Make no mistake: the UFC doesn’t owe Bonnar anything.
Just as he did so much for the promotion in his first fight with Forrest Griffin, the promotion did plenty for him by keeping him around despite some slides and promising a career for life no matter what.
It’s been a two-way street.
But you know what? The UFC needs to put Stephan Bonnar in its Hall of Fame.
The fact of the matter is that the UFC Hall of Fame is, relatively speaking, a joke. Sure, the guys who are in it are deserving, but the joke comes from the guys who aren’t in there.
Guys like Frank Shamrock and Don Frye—legends in the sport who did incredible things to build the UFC—are openly unwelcome because of personal differences with Dana White.
There’s also the fact that there are no concrete guidelines to get in: No known voting protocols, no time on the calendar that inductions are known to happen, no known number of inductees that are to be brought on board at a given induction.
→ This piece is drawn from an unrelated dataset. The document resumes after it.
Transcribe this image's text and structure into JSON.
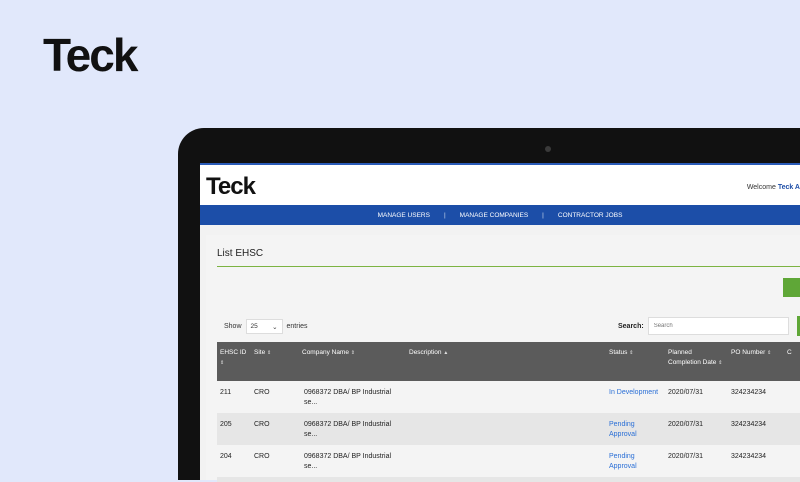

Should Stephan Bonnar be inducted into the UFC Hall of Fame?
Plus the little issue of the Hall of Fame being run by a promoter rather than an independent panel—something no other pro sport does.
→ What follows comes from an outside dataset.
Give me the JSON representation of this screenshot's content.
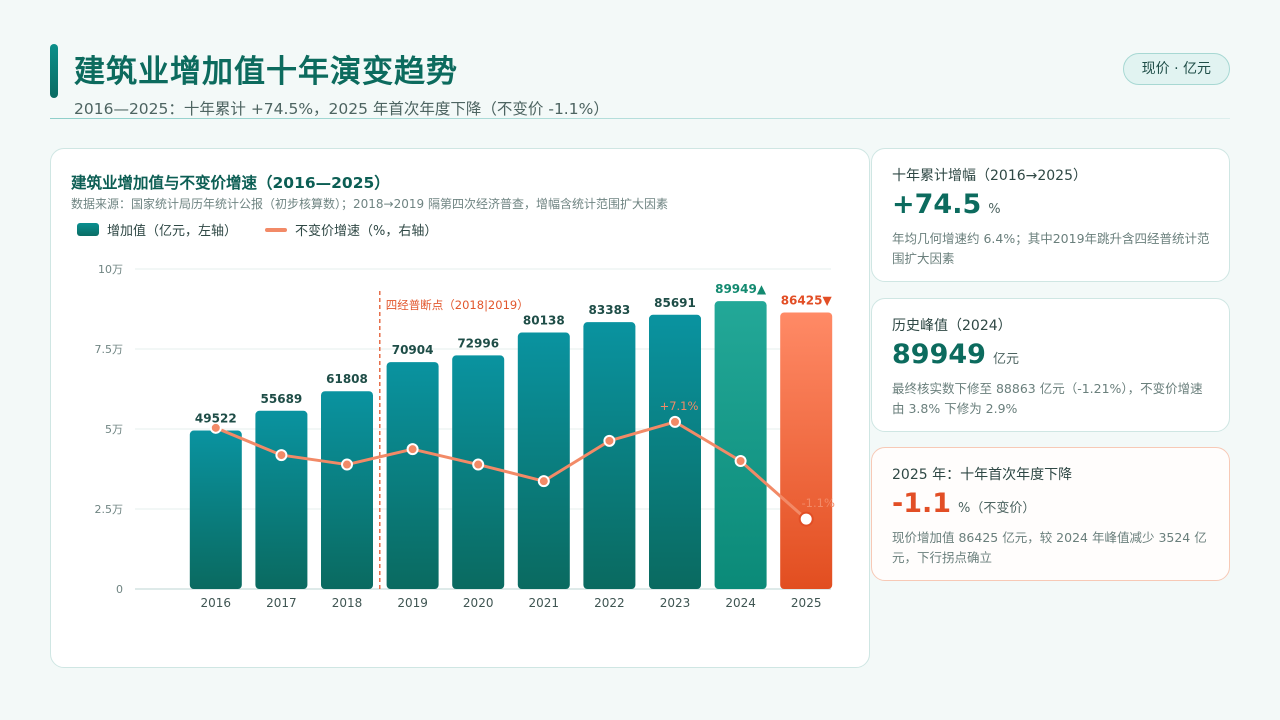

Qualms with the UFC Hall of Fame aside, though, it’s the best the sport has at the moment. And it’s where Bonnar belongs if it’s where his contemporaries are.
Ask anyone and they’ll say Forrest Griffin will be inducted upon his retirement. He was a TUF winner, a champion and one of the first marketable personalities of the promotion’s most significant boom. He also took part in what White calls the most important fight in UFC history, against Bonnar.
With that in mind, how can Bonnar not follow his friend and nemesis there?
Sure, he didn’t win titles or even any fights against a name bigger than Keith Jardine, but he was there when it mattered. He was a blood-and-guts warrior when the promotion needed one, and he always did it with a good quote, quick wit and an understanding of what he brought to the UFC.
That may not be enough to warrant Hall of Fame consideration—one massive fight and a willingness to bleed, admittedly, doesn’t sound that impressive on its own. However, one of the greatest pitfalls of the UFC Hall of Fame could become one of its greatest assets in the case of Bonnar—the unchallenged omnipotence of the UFC in deciding who gets in.
Other sports see plenty of guys who could warrant Hall of Fame consideration for things other than pure numbers, but because certain stats are seen as benchmarks, the individuals on voting committees tend to err on the side of caution with their selections.
Dana and company don’t have to do that. So why not put him in? Issues with the current UFC Hall of Fame system notwithstanding, it would be a great sendoff for a true warrior who deserves it.
He wasn’t an all-time great. He never held gold, and he never will.
But if what he did for the UFC was truly as important as White would have you believe, that glass plaque would be more meaningful in Bonnar’s hands than in the hands of any man who came before him—both for the UFC, and for the man holding it.